“What are you thinking about?” he asked.
“Nothing.” The word came out too quickly and too loud. Instead of easy, breezy and nonchalant like she’d intended, she sounded defensive.
“Why is your first instinct always to lie?”
“It’s not.” More defensiveness. Why was she always so defensive around him? She didn’t think of herself as a defensive person in general. But something about him made her dig in and start fortifying her walls.
“You were thinking about something. People are always thinking about something. So it’s a lie to say you’re thinking about nothing.”
The knitting needles clacked as she channeled her irritation into them. “Maybe it’s none of your business what I’m thinking about.”
“So why not say that instead of lying?”
“Because it’s rude.” She recited the shawl pattern in her head like a meditation mantra as her fingers formed the stitches. Knit three, knit two together, yarn over.
“Lying’s rude too. Do you think it was rude of me to ask what you were thinking?”
“Maybe a little.” Knit three, knit two together, yarn over.
“You really can’t stop equivocating, can you?”
“Yes, it was rude to ask me that,” she snapped, and the man sitting on the other side of Adam glanced their way.
“So if I started the rudeness, you should be able to be rude back.”

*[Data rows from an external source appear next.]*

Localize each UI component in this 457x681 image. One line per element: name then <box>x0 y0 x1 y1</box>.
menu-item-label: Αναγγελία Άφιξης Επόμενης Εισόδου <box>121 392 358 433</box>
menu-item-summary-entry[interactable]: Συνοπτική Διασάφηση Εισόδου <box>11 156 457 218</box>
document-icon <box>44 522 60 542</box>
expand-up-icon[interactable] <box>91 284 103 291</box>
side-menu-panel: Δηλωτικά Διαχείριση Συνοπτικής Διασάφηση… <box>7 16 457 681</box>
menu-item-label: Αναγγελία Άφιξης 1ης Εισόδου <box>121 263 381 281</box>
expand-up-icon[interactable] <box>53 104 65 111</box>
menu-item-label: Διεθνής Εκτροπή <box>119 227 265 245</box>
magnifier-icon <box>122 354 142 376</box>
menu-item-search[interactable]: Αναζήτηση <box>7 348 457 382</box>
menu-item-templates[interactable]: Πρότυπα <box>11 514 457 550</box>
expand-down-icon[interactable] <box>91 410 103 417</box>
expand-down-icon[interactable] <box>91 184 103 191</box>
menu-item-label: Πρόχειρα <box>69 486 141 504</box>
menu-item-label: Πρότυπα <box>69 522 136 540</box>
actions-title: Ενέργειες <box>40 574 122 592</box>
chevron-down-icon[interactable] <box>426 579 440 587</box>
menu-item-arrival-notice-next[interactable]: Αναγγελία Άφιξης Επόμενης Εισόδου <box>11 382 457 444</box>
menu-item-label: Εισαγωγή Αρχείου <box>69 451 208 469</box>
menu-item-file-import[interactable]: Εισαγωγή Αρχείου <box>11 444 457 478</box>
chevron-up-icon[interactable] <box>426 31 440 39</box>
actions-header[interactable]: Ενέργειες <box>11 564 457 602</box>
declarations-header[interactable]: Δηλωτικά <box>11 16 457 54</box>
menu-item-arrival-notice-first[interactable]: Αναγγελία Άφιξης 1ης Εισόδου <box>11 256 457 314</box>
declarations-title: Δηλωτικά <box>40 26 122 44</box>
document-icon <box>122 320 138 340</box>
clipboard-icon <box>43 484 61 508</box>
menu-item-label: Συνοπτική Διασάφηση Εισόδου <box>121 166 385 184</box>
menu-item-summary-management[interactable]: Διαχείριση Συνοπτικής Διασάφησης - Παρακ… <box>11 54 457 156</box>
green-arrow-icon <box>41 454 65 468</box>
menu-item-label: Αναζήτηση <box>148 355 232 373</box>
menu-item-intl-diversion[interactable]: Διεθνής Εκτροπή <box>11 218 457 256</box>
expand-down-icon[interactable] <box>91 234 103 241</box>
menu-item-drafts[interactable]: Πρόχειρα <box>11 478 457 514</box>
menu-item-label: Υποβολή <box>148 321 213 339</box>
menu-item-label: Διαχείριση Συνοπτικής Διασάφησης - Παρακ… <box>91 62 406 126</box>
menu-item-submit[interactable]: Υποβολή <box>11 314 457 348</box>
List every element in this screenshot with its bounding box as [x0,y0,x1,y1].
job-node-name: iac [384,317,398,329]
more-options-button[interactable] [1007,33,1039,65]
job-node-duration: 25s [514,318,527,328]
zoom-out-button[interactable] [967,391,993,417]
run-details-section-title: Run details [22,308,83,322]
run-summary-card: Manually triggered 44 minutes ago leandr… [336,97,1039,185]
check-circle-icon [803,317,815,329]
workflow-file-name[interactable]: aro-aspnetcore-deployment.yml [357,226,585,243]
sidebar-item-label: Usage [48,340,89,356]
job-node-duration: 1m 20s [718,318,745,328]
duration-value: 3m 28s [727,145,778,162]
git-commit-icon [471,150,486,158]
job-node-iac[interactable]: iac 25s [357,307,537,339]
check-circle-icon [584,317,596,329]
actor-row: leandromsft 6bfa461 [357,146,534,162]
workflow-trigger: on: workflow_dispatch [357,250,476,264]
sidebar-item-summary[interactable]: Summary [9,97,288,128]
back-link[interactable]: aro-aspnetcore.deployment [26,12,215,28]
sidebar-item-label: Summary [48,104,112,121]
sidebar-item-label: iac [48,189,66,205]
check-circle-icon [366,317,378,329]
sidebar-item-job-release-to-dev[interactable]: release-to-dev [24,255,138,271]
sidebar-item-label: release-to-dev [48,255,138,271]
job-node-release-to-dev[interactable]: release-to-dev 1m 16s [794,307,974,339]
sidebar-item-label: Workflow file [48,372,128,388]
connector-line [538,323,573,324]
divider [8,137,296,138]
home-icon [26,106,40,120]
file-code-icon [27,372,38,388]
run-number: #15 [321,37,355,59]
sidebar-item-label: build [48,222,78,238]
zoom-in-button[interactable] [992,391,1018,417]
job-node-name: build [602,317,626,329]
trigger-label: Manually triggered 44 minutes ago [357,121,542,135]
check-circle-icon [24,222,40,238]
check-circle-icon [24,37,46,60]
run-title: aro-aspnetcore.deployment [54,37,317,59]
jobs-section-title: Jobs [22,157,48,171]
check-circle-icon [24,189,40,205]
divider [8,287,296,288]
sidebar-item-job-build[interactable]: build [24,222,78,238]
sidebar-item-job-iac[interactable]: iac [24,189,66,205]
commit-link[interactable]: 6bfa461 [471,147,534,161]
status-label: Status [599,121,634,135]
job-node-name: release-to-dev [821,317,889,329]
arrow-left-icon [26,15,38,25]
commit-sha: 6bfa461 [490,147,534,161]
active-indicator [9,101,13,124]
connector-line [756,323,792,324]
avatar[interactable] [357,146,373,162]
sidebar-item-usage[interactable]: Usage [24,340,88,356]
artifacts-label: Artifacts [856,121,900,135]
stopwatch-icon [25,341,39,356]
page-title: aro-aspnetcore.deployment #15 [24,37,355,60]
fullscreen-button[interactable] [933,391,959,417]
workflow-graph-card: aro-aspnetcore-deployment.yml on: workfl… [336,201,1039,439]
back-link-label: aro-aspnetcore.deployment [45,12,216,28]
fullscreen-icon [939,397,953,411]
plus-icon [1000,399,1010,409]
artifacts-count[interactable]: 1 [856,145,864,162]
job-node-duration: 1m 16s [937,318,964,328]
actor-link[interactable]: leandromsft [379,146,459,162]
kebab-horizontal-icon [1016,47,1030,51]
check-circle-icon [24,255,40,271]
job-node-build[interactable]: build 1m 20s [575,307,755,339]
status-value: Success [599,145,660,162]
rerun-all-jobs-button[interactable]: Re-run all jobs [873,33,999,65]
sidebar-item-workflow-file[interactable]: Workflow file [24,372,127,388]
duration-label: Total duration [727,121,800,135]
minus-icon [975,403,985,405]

“The world doesn’t work that way.” Olivia reached up and raised the window shade. The view outside was an icebox gray haze. Too bad she wasn’t in an exit row, so she could hurl herself into oblivion.
“Sure it does,” Adam insisted.
“No, it doesn’t.” She couldn’t believe she had to explain this to him. But then look who she was talking to. No one would ever dare be rude to Adam Cortinas—or point out his own rudeness. They were too busy throwing roses at his feet. “If everyone escalated every time they were annoyed or inconvenienced by someone else’s behavior, no one would ever get anything done and society would break down. The world works because people compromise and forgive. The ones who don’t are the gremlins in the machinery, they just don’t realize it because they’re only thinking of themselves.”
“So according to you, we should all just let people take advantage and walk all over us for the sake of compromise and pretending to get along.”
Olivia unclenched her jaw and blew out a breath. Knit three, knit two together, yarn over. “Not always. Just sometimes. When it benefits everyone.”
“Like when one of the traders wants a generator configuration that you know won’t work, and you don’t say anything because you don’t want to rock the boat? Is that the kind of compromise that benefits everyone? Or is that just you being afraid to stand up to the trade desk?”
His words struck her like an electric shock, bringing belated realization. She turned on him with an accusing look. “Is that why you wouldn’t give me a reference? Because of Tulelake?”
“That mistake cost the company hundreds of thousands of dollars.”
“You think I didn’t try to warn them?”
“You should have tried harder. You should have taken a stand.”
“Yeah, like Cassandra.”
His forehead scrunched in confusion. “Cassandra in accounting?”
“Cassandra from The Odyssey who was cursed to utter prophecies no one believed.”
“I’m familiar with the mythology, but—”
“You heard me in that meeting with Gavin and Brad, and how much good it did when I raised my concerns about the timeline for this integration. I was immediately overruled in favor of you. That’s what it’s like being a woman in business, every day. Being talked over and ignored, having your mistakes put under a microscope while your ideas and accomplishments are credited to someone else.”
“I’m not saying sexism in the workplace doesn’t exist—”
“Gee, thanks for not denying my lived experience.” Her voice had risen again, and the man beside Adam looked like he was regretting his seatmates.